Bu anlamıyla ülkemizde de tartışmalar ters yüz edilmiş bir tuhaflık taşıyor. Aslında bunu bilerek yapıyorlar. Örneğin İslamcılık siyaseti ya da örgütlenmesi özünde tek adam kültü üzerine oturuyor. İster bir tarikat ister bir İslamcı siyasi hareket olsun tek adam kültü üzerine oturan örgütlenmeler söz konusu olan. Yine aynı şekilde hemen hemen merkez sağın neredeyse bütününde tek adam liderliği ve kültü yerleşmiş durumda.

Benzer bir biçimde Osmanlıya bakışta da böyle. Osmanlıcılık, özünde saltanatçılık ve monarşi rejimi. Bugün İslamcı ve muhafazakar hareket aslında monarşiyi temsil ediyor.

Ya da bugün AKP eliyle kurulan başkanlık rejimi. Tek adam yönetimine dayalı, modernize edilmiş bir padişahçılık özentiliği…

Şimdi bir yandan millet iradesi ve milli egemenlik deyip, diğer yandan tek adam kültüne, ideolojisine ve siyasetine yaslanmak çelişki olsa gerek!

Menderes iktidara gelir gelmez uyguladığı siyaset, diktatörlüğü aratmayacak örneklerle dolu. 1961 anayasası aslında Menderes örneğinden yola çıkarak diktatörlüklerin önünü kapatmaya çalışan önlemlerle doludur. Anayasa mahkemesinin kurulması, üniversitelerin özerkliği gibi konular tam da bununla ilgilidir. Bu gerçek AKP tarafından “milli iradeye geçit vermeyen vesayet rejimi” olarak sunulmuştur.
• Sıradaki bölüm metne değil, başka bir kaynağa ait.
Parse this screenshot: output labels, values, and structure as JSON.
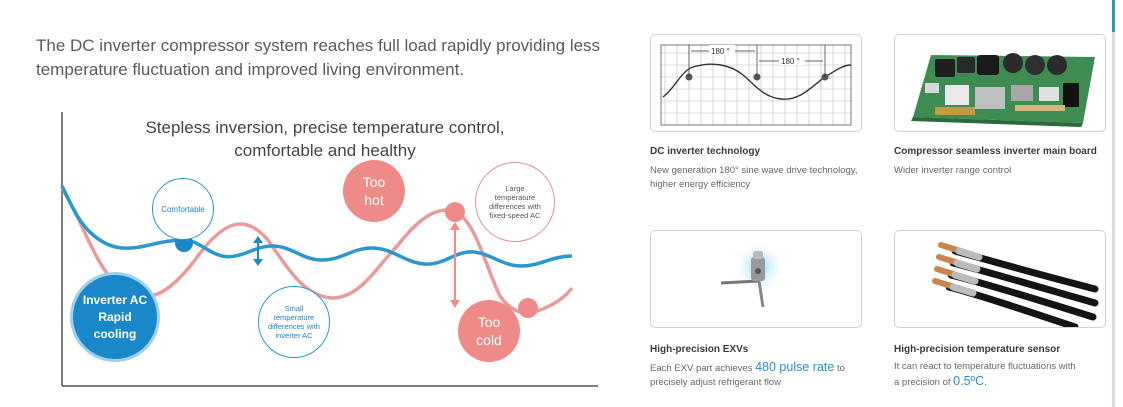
{
  "intro": {
    "line1": "The DC inverter compressor system reaches full load rapidly providing less",
    "line2": "temperature fluctuation and improved living environment."
  },
  "diagram": {
    "title_line1": "Stepless inversion, precise temperature control,",
    "title_line2": "comfortable and healthy",
    "comfortable": "Comfortable",
    "small_diff": [
      "Small",
      "temperature",
      "differences with",
      "inverter AC"
    ],
    "large_diff": [
      "Large",
      "temperature",
      "differences with",
      "fixed-speed AC"
    ],
    "too_hot": [
      "Too",
      "hot"
    ],
    "too_cold": [
      "Too",
      "cold"
    ],
    "inverter": [
      "Inverter AC",
      "Rapid",
      "cooling"
    ]
  },
  "colors": {
    "accent_blue": "#1a87c8",
    "accent_red": "#ee8b88",
    "curve_blue": "#2a97cf",
    "curve_red": "#e99a9a"
  },
  "features": [
    {
      "icon": "sine-wave-graph-image",
      "title": "DC inverter technology",
      "desc": [
        "New generation 180° sine wave drive technology,",
        "higher energy efficiency"
      ],
      "angle_label_1": "180 °",
      "angle_label_2": "180 °"
    },
    {
      "icon": "circuit-board-image",
      "title": "Compressor seamless inverter main board",
      "desc": [
        "Wider inverter range control"
      ]
    },
    {
      "icon": "expansion-valve-image",
      "title": "High-precision EXVs",
      "desc_pre": "Each EXV part achieves ",
      "desc_highlight": "480 pulse rate",
      "desc_post": " to",
      "desc_line2": "precisely adjust refrigerant flow"
    },
    {
      "icon": "temperature-sensor-image",
      "title": "High-precision temperature sensor",
      "desc_line1": "It can react to temperature fluctuations with",
      "desc_pre2": "a precision of ",
      "desc_highlight": "0.5ºC",
      "desc_post2": "."
    }
  ]
}
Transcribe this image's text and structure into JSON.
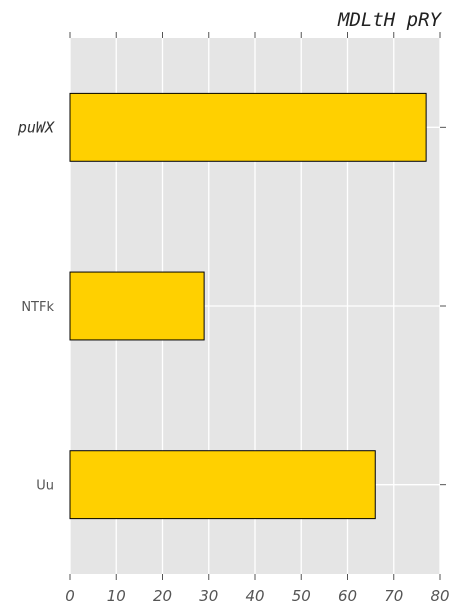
{
  "chart_data": {
    "type": "bar",
    "orientation": "horizontal",
    "title": "MDLtH pRY",
    "categories": [
      "Uu",
      "NTFk",
      "puWX"
    ],
    "values": [
      66,
      29,
      77
    ],
    "xlim": [
      0,
      80
    ],
    "xticks": [
      0,
      10,
      20,
      30,
      40,
      50,
      60,
      70,
      80
    ],
    "xlabel": "",
    "ylabel": "",
    "grid": true,
    "bar_color": "#FFD000",
    "bar_edge_color": "#000000",
    "background_color": "#E5E5E5"
  }
}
AKP, popülizmle kazandığı çoğunluğu, “milli irade” kavramıyla propaganda ederek aslında “millet egemenliği ve iradesinin” karşıtı olan tek adam yönetimi kurmaktadır.

Tam da bu yüzden AKP ve gerici zihniyet, milli irade ve milli egemenlik kavramlarıyla aslında uyuşmayan bir siyasal çizgiye sahip oldukları için en fazla sarıldıkları kavramlar haline geliyor.